Accuracy vs. Precision

Many people use the terms "accuracy" and "precision" interchangeably. However, this is not the correct thing to do, as the two terms have different definitions.

Accuracy:

How close are the observed results to the expected results?

Precision:

How close is each result to the next result?

While it is possible for a statement to be both accurate and precise, it is often the case that the statement is one or the other.

If I was given the sum \(2+2\) and were to provide the answer "between \(0\) and \(10\)," my answer would be accurate, and it is certainly correct. However, the statement is not precise as my answer has a range of \(10\).

If instead I was to provide the answer "exactly \(7\)," my answer would be precise, as the answer has an uncertainty of \(0\). However, the answer is not accurate, as \(2 + 2 = 4\).

A \( \chi^{2} \) test is performed for dice rolling.

Results are shown below:

Side 1: 380 times
Side 2: 400 times
Side 3: 410 times
Side 4: 390 times
Side 5: 395 times
Side 6: 405 times.

The expected results would be that side 1 : side 2 : side 3 : side 4 : side 5 : side 6 will be in the ratio 1:1:1:1:1:1.

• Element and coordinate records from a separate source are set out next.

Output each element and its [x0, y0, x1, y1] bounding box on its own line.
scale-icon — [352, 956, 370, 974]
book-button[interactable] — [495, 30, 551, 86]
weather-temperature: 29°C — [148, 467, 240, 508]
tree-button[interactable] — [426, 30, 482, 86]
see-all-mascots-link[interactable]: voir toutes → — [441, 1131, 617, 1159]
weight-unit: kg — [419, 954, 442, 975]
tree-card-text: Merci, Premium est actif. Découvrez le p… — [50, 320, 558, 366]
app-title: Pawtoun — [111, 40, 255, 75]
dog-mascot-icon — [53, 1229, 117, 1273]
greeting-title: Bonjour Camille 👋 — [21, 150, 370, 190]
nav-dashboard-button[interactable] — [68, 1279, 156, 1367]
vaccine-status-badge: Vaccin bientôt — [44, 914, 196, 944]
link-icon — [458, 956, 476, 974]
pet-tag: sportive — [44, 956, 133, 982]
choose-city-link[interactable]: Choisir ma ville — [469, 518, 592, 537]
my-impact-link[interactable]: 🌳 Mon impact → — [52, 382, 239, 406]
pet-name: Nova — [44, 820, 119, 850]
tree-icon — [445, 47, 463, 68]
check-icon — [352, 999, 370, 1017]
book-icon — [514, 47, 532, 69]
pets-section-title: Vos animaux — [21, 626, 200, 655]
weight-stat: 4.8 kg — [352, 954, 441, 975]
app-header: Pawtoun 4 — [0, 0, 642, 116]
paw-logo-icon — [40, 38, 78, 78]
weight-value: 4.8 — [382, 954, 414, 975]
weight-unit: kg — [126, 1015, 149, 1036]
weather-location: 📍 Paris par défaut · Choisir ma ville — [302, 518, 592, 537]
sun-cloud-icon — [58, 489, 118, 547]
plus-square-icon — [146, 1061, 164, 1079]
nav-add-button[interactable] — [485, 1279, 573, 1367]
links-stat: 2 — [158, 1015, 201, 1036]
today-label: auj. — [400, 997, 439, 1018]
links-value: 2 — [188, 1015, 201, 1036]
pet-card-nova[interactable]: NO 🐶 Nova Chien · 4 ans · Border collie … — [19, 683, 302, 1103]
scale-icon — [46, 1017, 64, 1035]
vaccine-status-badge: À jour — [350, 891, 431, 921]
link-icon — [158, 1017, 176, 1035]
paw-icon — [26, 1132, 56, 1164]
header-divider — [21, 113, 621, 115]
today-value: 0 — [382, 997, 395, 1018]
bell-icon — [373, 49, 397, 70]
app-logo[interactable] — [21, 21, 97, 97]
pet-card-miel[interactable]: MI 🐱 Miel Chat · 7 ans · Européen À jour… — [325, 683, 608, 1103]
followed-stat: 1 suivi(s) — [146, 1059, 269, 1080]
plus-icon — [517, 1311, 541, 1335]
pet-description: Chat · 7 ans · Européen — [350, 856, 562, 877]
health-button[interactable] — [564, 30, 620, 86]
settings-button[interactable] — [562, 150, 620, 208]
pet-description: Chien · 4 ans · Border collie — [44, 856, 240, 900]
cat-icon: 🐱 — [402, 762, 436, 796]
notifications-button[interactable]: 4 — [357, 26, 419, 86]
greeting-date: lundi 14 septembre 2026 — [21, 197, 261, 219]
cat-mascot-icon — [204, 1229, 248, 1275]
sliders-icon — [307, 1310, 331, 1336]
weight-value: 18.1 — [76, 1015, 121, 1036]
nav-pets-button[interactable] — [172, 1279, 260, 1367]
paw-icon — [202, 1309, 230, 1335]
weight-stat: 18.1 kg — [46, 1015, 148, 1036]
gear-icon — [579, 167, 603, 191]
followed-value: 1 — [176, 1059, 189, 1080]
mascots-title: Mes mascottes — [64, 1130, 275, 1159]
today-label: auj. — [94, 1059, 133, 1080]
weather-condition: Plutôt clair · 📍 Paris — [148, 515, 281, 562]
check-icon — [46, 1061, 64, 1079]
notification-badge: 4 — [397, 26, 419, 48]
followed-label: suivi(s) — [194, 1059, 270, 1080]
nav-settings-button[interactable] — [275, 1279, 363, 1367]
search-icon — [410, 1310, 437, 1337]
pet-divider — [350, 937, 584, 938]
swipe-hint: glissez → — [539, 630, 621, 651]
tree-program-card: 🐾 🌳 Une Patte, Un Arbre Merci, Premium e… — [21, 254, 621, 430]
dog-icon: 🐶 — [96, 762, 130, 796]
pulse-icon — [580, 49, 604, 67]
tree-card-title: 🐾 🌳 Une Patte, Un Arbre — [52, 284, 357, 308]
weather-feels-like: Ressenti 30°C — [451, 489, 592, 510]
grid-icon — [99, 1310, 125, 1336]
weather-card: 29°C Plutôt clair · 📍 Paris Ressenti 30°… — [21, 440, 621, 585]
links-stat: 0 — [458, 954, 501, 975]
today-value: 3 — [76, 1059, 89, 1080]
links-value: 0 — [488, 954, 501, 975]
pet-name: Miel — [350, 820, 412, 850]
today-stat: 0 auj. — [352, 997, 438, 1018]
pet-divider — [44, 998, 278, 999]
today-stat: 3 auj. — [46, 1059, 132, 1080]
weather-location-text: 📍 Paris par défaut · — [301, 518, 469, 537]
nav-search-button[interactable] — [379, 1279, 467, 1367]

The \( \chi^{2} \) test shows that there is no significant difference between the expected and observed results. Does this statistic indicate good accuracy, precision, both, or neither?

Since the observed results are close to the expected results, this is an indication of good accuracy. However, more statistical analysis should be done to determine whether the precision is good, but generally the numbers do look quite close to each other. \(_\square\)